The life and health circumstances with aging adults can change suddenly. They can find themselves hospitalized or debilitated in the blink of an eye. With some, dementia can set in and it becomes difficult to manage their finances. During such times… life goes on! Their bills need paid, they need groceries, the rent is due, etc.
As their caregiver, you need the ability to LEGALLY and IMMEDIATELY take over those payments to avoid a host of problems. Becoming a “signatory” on your parent’s banking accounts can save the day!
What is a signatory?
To make sure we’re all on the same page, lets clarify some banking jargon.
- Signatory or “Authorized Signer”:
This is someone who is authorized to sign documents on behalf of a particular account. With a banking account, they can write checks, make deposits and access basic info regarding the account. They CANNOT make changes to the account or close the account.
It’s important to note that if both owners of the account are deceased, your access is halted. The only way you can continue with access and maintenance is to be listed as the BENEFICIARY.
- Beneficiary:
Most people are familiar with a beneficiary. When the accounts are first set up the account holders are asked to choose the beneficiary, which is usually an individual or a trust. In the event of death, the assets in the designated account(s) are passed on to the beneficiary.
If you are listed as the beneficiary, you can continue to access and maintain the account after your parents passing.
- Joint Owner:
Being a joint owner or co-owner means that both owners have the same access to the account. As an owner of the account, either co-owner can deposit, withdraw, or close the account. You could have full access to every aspect of the account today, unlike a beneficiary, who can only do so after the death of the account owner.
One word of caution! Being a joint owner also opens you up to the legal liability as well. No matter who started the account or puts in more money, in the eyes of the law, you’re equal holders. You could be responsible for:
- Overdraft charges
- Debt collection
- Liens
- Judgments or garnishes
- Divorces
Because of this, most people choose to simply become a signatory.

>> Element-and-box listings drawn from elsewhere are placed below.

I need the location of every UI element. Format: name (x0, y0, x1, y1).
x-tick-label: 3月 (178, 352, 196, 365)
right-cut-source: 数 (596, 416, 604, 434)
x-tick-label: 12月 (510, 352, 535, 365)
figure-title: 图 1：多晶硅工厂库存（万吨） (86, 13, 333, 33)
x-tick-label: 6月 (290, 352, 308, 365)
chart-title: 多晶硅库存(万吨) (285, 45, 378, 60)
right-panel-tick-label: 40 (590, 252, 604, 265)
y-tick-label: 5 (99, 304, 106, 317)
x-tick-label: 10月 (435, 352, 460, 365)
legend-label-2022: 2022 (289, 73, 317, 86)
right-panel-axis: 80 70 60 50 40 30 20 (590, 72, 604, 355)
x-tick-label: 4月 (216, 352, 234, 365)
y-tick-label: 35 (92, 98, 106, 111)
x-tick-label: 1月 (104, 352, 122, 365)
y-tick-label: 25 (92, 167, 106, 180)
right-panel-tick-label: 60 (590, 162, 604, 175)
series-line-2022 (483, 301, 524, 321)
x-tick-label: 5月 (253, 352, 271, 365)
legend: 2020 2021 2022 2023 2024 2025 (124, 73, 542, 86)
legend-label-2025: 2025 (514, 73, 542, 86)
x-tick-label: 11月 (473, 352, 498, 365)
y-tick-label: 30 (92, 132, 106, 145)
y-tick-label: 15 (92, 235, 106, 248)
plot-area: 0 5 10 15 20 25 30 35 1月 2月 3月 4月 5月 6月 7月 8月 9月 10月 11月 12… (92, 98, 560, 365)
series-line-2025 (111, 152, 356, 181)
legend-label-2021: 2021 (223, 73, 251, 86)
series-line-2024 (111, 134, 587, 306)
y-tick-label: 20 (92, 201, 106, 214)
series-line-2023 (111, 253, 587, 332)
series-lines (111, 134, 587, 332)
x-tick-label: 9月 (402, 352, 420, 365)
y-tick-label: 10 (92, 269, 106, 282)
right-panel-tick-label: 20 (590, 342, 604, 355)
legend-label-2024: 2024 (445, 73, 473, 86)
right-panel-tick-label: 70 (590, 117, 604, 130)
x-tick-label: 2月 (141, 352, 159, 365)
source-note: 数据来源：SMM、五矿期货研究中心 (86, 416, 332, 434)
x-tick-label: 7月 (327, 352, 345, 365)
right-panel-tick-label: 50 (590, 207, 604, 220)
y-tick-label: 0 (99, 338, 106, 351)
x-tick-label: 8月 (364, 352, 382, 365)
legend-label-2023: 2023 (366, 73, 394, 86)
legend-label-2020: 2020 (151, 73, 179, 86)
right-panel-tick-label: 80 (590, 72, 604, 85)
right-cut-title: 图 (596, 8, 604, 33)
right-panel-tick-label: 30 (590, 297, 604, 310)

Don’t forget the safe deposit box!
If your parents have a box at their bank they’re most likely storing documents like wills, trusts, power of attorney, car titles, etc.
You cannot access their box unless you have 2 things:
- YOUR name on the paperwork
- A key
But why do you need those documents? Worse case scenarios!
If your parent is hospitalized and sadly, you’re at a point where end-of-life decisions need to be made, you would need to provide the hospital with the Durable Power of Attorney documents to default care decisions to whoever that parent has chosen.
Hospitals and other institutions often require the ORIGINAL documents not photocopies!
Consider a situation where your parent is in a care facility and you need to start selling their assets to pay for their care. You can’t sell a car, motor home or trailer without a title! You need access to those titles to begin selling assets and providing the funds you require.
Two words: Probate Court
If you don’t have access to your parent’s banking accounts and safe deposit box you can bet this is where you’re headed. Each banking institution has different rules on Power of Attorney and what it will take to get your name on that account.
You’ll have to hire an attorney, go to court and establish that your parent is incapacitated, and you need access to their box and accounts. This takes time and can get costly. All the while, bills are piling up and your stress is mounting!
Good News! Becoming a signatory is a piece of cake!
I know this because I did it with my parents.
Over a lunch hour, my dad, brother, and I met at their bank. Dad explained that he wanted to add my brother and I as “signatories” on his accounts and safe deposit box. They quickly drafted the paperwork, we signed it and our “adulting” for the day was complete.
It took about 30-45 minutes but was worth it.
I encourage you to call your bank to get details on the process, but I can tell you it did not require an act of congress to make this happen!
I realize that everyone’s circumstances are different.
When it comes to money, emotions can run high and stubbornness, resistance, distrust, or old scars can rear their ugly head.
Becoming a signatory on your parent’s accounts, however, is a wise decision on behalf of all parties involved. This might be an easy request for some adult children, but a nerve-wracking hot button for others.
As someone who is in your corner, cheering for you, I challenge you to make this happen. Have the conversation with your loved ones and ask to take this next step. Ultimately, it’s up to you to get on board and prepare yourselves to navigate the journey!